There are (at least) two ways that the outcome of a conditional test can surprise the user, given results seen in marginal tests for individual variables:

Suppose the marginal test of Y versus X$_2$ is statistically significant. The conditional test of Y versus X$_2$ can be found to be nonsignificant, after taking into account the relationship between Y and X$_1$.

Suppose the marginal test of Y versus X$_2$ is not statistically significant. The conditional test of Y versus X$_2$ can be found, nevertheless, to be highly significant, after taking into account the relationship between Y and X$_1$.
The first of these scenarios is somewhat straightforward to visualise, by reference to the graphical representation in Fig. 4.7 (lefthand side). Clearly, if there is a great deal of overlap in the variability of Y explained by X$_1$ and X$_2$, then the fitting of X$_1$ can effectively “wipeout” a large portion of the variation in Y explained by X$_1$, thus rendering it nonsignificant. On the other hand, the second of these scenarios is perhaps more perplexing: how can X$_2$ suddenly become important in explaining the variation in Y after fitting X$_1$ if it was originally deemed unimportant when considered alone in the marginal test? The graphical representation in Fig. 4.7 (righthand side) should help to clarify this scenario: here, although X$_2$ explains only a small portion of the variation in Y on its own, its component nevertheless becomes a significant and substantial proportion of what is left (compared to the residual) once X$_1$ is taken into account. These relationships become more complex with greater numbers of predictor variables (whether considered individually or in sets) and are in fact multidimensional, which cannot be easily drawn schematically. The primary takehome message is not to expect the order of the variables being fitted in a sequential model, nor the associated sequential conditional tests, necessarily to reflect the relative importance of the variables shown by the marginal tests.

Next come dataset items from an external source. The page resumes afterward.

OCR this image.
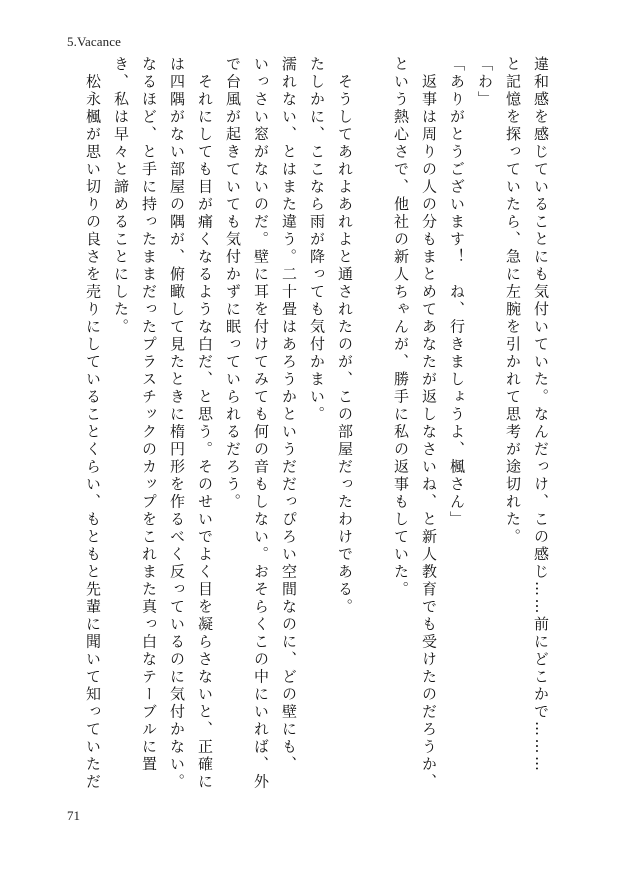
5.Vacance

違和感を感じていることにも気付いていた。なんだっけ、この感じ……前にどこかで………

と記憶を探っていたら、急に左腕を引かれて思考が途切れた。

「わ」

「ありがとうございます！　ね、行きましょうよ、楓さん」

　返事は周りの人の分もまとめてあなたが返しなさいね、と新人教育でも受けたのだろうか、

という熱心さで、他社の新人ちゃんが、勝手に私の返事もしていた。

　そうしてあれよあれよと通されたのが、この部屋だったわけである。

たしかに、ここなら雨が降っても気付かまい。

濡れない、とはまた違う。二十畳はあろうかというだだっぴろい空間なのに、どの壁にも、

いっさい窓がないのだ。壁に耳を付けてみても何の音もしない。おそらくこの中にいれば、外

で台風が起きていても気付かずに眠っていられるだろう。

　それにしても目が痛くなるような白だ、と思う。そのせいでよく目を凝らさないと、正確に

は四隅がない部屋の隅が、俯瞰して見たときに楕円形を作るべく反っているのに気付かない。

なるほど、と手に持ったままだったプラスチックのカップをこれまた真っ白なテーブルに置

き、私は早々と諦めることにした。

　松永楓が思い切りの良さを売りにしていることくらい、もともと先輩に聞いて知っていただ

71
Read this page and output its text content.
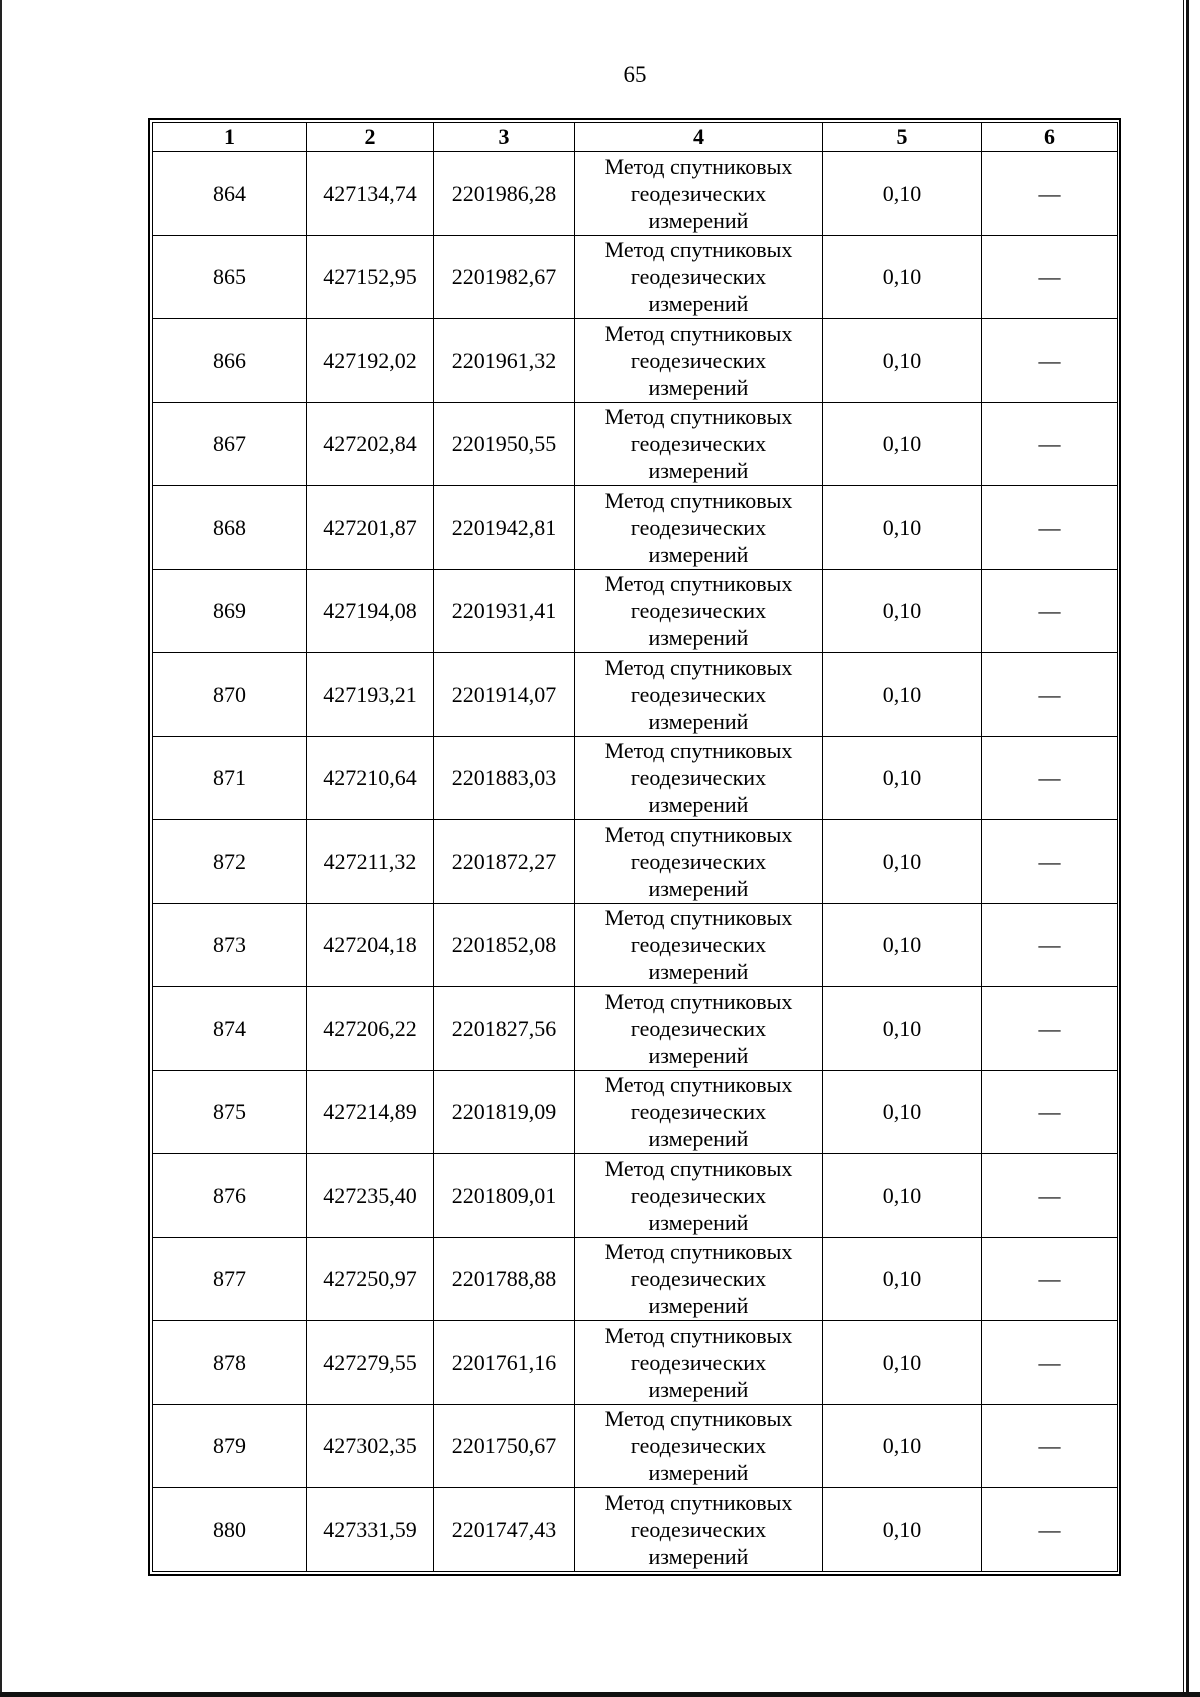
65
1	2	3	4	5	6
864	427134,74	2201986,28	Метод спутниковых
геодезических
измерений	0,10	—
865	427152,95	2201982,67	Метод спутниковых
геодезических
измерений	0,10	—
866	427192,02	2201961,32	Метод спутниковых
геодезических
измерений	0,10	—
867	427202,84	2201950,55	Метод спутниковых
геодезических
измерений	0,10	—
868	427201,87	2201942,81	Метод спутниковых
геодезических
измерений	0,10	—
869	427194,08	2201931,41	Метод спутниковых
геодезических
измерений	0,10	—
870	427193,21	2201914,07	Метод спутниковых
геодезических
измерений	0,10	—
871	427210,64	2201883,03	Метод спутниковых
геодезических
измерений	0,10	—
872	427211,32	2201872,27	Метод спутниковых
геодезических
измерений	0,10	—
873	427204,18	2201852,08	Метод спутниковых
геодезических
измерений	0,10	—
874	427206,22	2201827,56	Метод спутниковых
геодезических
измерений	0,10	—
875	427214,89	2201819,09	Метод спутниковых
геодезических
измерений	0,10	—
876	427235,40	2201809,01	Метод спутниковых
геодезических
измерений	0,10	—
877	427250,97	2201788,88	Метод спутниковых
геодезических
измерений	0,10	—
878	427279,55	2201761,16	Метод спутниковых
геодезических
измерений	0,10	—
879	427302,35	2201750,67	Метод спутниковых
геодезических
измерений	0,10	—
880	427331,59	2201747,43	Метод спутниковых
геодезических
измерений	0,10	—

Fig. 4.7. Schematic diagrams showing two scenarios (left and right) where the conditional test of Y versus X$_2$ given X$_1$ can differ substantially from the outcome of the marginal test of Y versus X$_2$ alone.
^{80} See also the section entitled Designs with covariates in chapter 1.
^{81} But see the discussion in Manly (2006) and also Anderson & Robinson (2001) , who show that this approach can still give reasonable results in some cases, provided there are no outliers in the covariates.
^{82} See the section entitled Methods of permutation in chapter 1 on PERMANOVA for more about permutation of residuals under a reduced model.